Should You Cook Tomatoes In Cast Iron? It Depends
If you've got a cast-iron pan, you've probably heard the horror stories about how cooking anything acidic in it will make your meal taste like rust and damage your cookware. It's a pretty popular belief, and quite a few people staunchly avoid cooking so much as a tomato for even a second in their cast-iron skillet. But how true is it?
Well, it depends, but generally speaking, this is not a myth. It's true that acidic ingredients can cause iron to leach into the food. In a study published in the Journal of Food Science, researchers found that when they cooked corn porridge, its acidity was boosted with a touch of organic acids, and the iron content of the meal skyrocketed from 1.7 milligrams to 26.8 milligrams. The metal itself isn't harmful (in fact, the researchers even noted that this phenomenon could help increase dietary iron intake), but the real problem is the metallic taste it imparts on the food.

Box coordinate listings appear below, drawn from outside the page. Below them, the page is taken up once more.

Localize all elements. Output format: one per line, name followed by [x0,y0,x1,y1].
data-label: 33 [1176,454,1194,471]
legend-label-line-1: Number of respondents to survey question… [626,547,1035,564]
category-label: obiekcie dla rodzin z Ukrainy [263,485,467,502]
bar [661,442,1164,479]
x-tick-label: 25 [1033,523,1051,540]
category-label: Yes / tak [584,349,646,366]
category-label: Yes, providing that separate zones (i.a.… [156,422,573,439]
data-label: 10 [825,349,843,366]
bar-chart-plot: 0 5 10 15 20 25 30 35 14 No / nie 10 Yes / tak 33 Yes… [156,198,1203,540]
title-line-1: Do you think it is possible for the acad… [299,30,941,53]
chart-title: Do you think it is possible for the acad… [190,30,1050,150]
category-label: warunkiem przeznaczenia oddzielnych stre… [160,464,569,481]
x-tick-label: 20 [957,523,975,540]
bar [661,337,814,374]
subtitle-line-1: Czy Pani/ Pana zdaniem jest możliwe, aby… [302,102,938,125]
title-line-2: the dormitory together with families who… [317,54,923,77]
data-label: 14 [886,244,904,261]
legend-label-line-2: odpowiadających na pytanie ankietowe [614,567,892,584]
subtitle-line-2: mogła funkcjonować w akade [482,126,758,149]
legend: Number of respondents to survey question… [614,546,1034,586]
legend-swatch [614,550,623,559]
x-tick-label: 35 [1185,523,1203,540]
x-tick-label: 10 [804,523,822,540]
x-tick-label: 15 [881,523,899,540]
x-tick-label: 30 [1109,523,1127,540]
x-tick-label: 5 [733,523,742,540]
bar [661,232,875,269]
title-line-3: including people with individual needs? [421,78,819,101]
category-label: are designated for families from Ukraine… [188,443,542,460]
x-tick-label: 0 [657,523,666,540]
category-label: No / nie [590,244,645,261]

In a review made by America's Test Kitchen, however, it was found that you may have to simmer the acidic food for up to 30 minutes for the concentration of iron to get high enough for you to taste it. So, for short cooking times with tomatoes, like pan-grilling a few slices for your full English breakfast, it's totally alright.
Are seasoned cast iron more resistant?
To make it last longer, people often season cast iron with cooking oil to build a non-stick, non-reactive layer on its surface. The oil is essentially "baked" into the metal, forming a non-reactive layer on top of the bare material. This layer will keep the tomato juice from making direct contact with the metal surface and reacting with it. However, the seasoning isn't invincible. The entire time that the tomatoes are sitting and stewing on your glistening, well-seasoned cast iron, it's wearing it down bit by bit.
You may be able to get a few extra minutes on top of the 30-minute threshold of an unseasoned pan, but a seasoning layer won't make your cast-iron skillet acid-proof by any significant margin. Over time, repeated exposure to acid can actually start to erode the seasoning and even cause pitting — tiny spots and divots on the pan where the acidity visibly eats into the metal itself. Fortunately, this won't happen after just one meal, but too much acid for too long will take its toll on your cast-iron cookware.
But let's say you're a cast-iron devotee and you don't have a stainless steel skillet handy. You can add a teeny bit of baking soda to the tomato sauce, which, being basic, is highly effective at neutralizing the acidity in the sauce. Just don't forget to reseason your cast-iron skillet to avoid any other common mistakes.